The NextSeq 2000 is Illumina’s newest platform that uses advancements in optics, instrument design, and 2-channel chemistry to increase output. This new sequencing technology makes it possible for researchers to sequence a range of conventional and emerging applications by increasing throughput while cutting down on costs per run when compared to its predecessor, the NextSeq 550.
The result is a highly flexible and scalable benchtop system that offers the highest cluster density flow cell of any on-market NGS system to date. It drives down the cost per gigabase making it more accessible for researchers.
As a high-throughout instrument, the NextSeq 2000 is a scalable platform that supports more complex, informative studies and a broad range of standard NGS methods, as well as emerging techniques, including spatialomics.
This instrument expands the UMGC’s comprehensive sequencing portfolio by replacing the NextSeq 550 as the instrument of choice for projects needing a fast turnaround and increased flexibility.

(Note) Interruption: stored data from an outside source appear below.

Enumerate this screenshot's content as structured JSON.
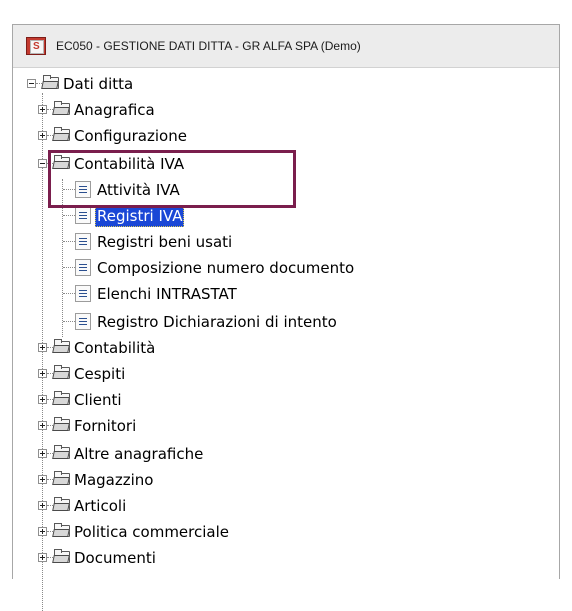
{
  "window": {
    "title": "EC050 - GESTIONE DATI DITTA - GR ALFA SPA  (Demo)",
    "icon": "app-icon"
  },
  "tree": {
    "root": {
      "label": "Dati ditta",
      "expanded": true
    },
    "items": [
      {
        "label": "Anagrafica",
        "type": "folder",
        "expanded": false
      },
      {
        "label": "Configurazione",
        "type": "folder",
        "expanded": false
      },
      {
        "label": "Contabilità IVA",
        "type": "folder",
        "expanded": true
      },
      {
        "label": "Attività IVA",
        "type": "document",
        "child_of": "Contabilità IVA"
      },
      {
        "label": "Registri IVA",
        "type": "document",
        "child_of": "Contabilità IVA",
        "selected": true
      },
      {
        "label": "Registri beni usati",
        "type": "document",
        "child_of": "Contabilità IVA"
      },
      {
        "label": "Composizione numero documento",
        "type": "document",
        "child_of": "Contabilità IVA"
      },
      {
        "label": "Elenchi INTRASTAT",
        "type": "document",
        "child_of": "Contabilità IVA"
      },
      {
        "label": "Registro Dichiarazioni di intento",
        "type": "document",
        "child_of": "Contabilità IVA"
      },
      {
        "label": "Contabilità",
        "type": "folder",
        "expanded": false
      },
      {
        "label": "Cespiti",
        "type": "folder",
        "expanded": false
      },
      {
        "label": "Clienti",
        "type": "folder",
        "expanded": false
      },
      {
        "label": "Fornitori",
        "type": "folder",
        "expanded": false
      },
      {
        "label": "Altre anagrafiche",
        "type": "folder",
        "expanded": false
      },
      {
        "label": "Magazzino",
        "type": "folder",
        "expanded": false
      },
      {
        "label": "Articoli",
        "type": "folder",
        "expanded": false
      },
      {
        "label": "Politica commerciale",
        "type": "folder",
        "expanded": false
      },
      {
        "label": "Documenti",
        "type": "folder",
        "expanded": false
      }
    ]
  },
  "colors": {
    "selection": "#1a47d6",
    "highlight_box": "#7a1e4d",
    "titlebar": "#ececec"
  }
}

Currently, there are two types of flow cell options, the P2 and P3, available with a range of outputs to accommodate a wide variety of NGS projects. The P3 is a high-output flow cell that generates up to 1 billion reads per run, more than nearly three times the previously available NextSeq 550.

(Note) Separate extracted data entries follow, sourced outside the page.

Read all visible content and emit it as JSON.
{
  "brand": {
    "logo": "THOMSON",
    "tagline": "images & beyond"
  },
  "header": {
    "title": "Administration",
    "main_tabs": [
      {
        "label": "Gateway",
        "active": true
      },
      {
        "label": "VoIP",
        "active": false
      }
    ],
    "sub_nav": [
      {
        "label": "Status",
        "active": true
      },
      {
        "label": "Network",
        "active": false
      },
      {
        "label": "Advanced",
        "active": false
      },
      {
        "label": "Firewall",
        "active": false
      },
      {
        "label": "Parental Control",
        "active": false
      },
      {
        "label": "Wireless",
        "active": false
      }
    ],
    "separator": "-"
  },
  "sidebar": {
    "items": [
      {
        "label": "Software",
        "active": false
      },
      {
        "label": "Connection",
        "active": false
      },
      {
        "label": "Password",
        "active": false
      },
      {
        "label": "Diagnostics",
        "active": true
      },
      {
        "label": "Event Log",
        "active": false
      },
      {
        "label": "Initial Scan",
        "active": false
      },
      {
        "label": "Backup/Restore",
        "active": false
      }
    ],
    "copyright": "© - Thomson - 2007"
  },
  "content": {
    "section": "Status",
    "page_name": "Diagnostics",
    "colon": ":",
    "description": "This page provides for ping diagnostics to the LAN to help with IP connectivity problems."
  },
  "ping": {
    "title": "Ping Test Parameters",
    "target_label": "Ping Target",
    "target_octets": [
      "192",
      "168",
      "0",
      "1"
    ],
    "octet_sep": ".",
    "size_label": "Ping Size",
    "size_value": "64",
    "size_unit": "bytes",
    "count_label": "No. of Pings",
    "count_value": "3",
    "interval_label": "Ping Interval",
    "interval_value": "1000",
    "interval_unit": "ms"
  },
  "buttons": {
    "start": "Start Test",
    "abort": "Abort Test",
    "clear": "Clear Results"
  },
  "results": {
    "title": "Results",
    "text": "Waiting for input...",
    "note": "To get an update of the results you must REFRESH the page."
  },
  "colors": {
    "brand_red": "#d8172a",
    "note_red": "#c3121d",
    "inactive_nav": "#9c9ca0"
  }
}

The lower-throughput P1 flow cell is expected to be released in the second half of 2021 and will have an output between 20-40 Gb making it an attractive option for MiSeq and NextSeq 550 users.
The primary advantages of the NextSeq 2000 are the sequencing speed and multiple run configurations that enable sequencing outputs of 36 – 300 Gb per run.

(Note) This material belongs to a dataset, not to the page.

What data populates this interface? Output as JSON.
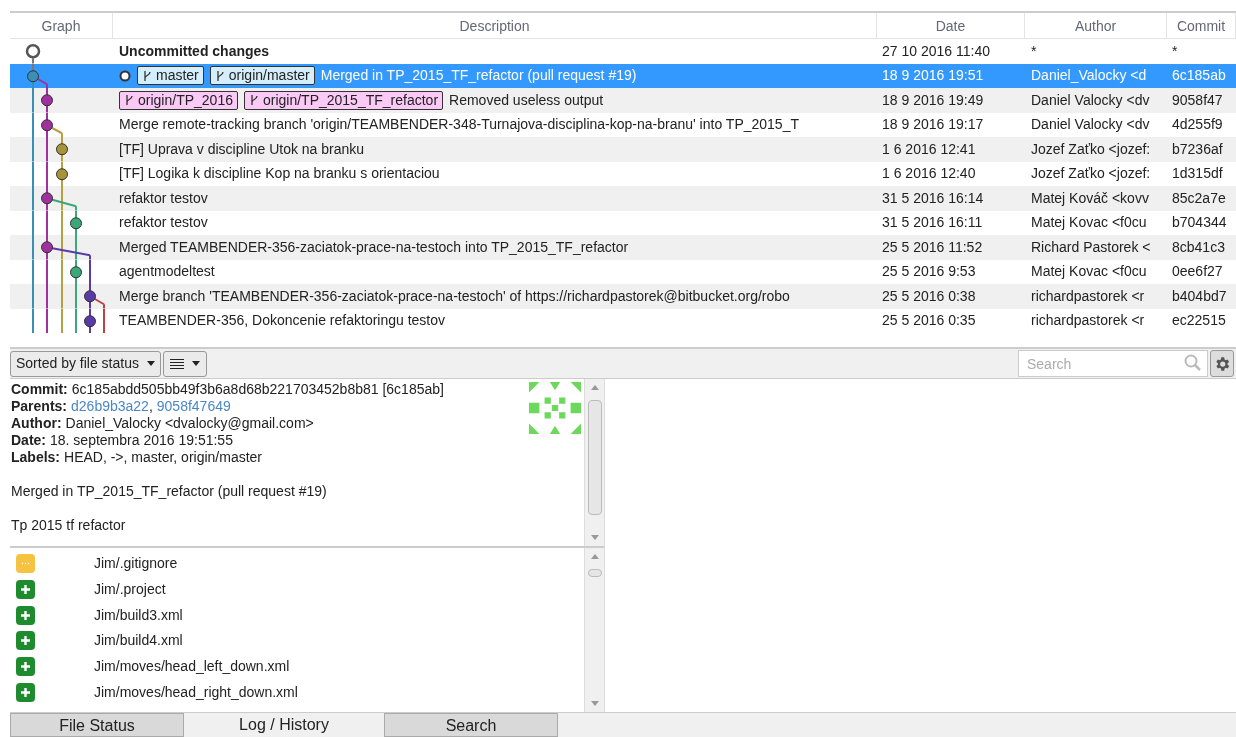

Four run configurations are available: the 100-cycle kit, the 200-cycle kit, the 300-cycle kit, and the 50-cycle kit, which is available in the P3 only. The added 50-cycle kit targets infectious disease, small RNA, and spatial transcriptomics applications.
In addition, users have the benefit of not needing to wait to fill a large, multi-lane flow cell (NovaSeq) before data can be generated. Whether it is the P2 or P3 flow cell, researchers purchase the full NextSeq flow cell (no lane splitting) and sequencing will begin once libraries are complete and the instrument is available.
Due to the 2-channel chemistry, the NextSeq does not tolerate low diversity libraries as well as the MiSeq 4-channel platform, and in order to generate high-quality data, a higher spike-in concentration of a diverse control library is required. Thus, amplicon libraries with low sequence diversity should be designed with phasing bases to frameshift low diversity regions.
In addition, output capacity for custom libraries, including amplicon libraries and low diversity applications, may generate up to 25% less data in an effort to improve data quality.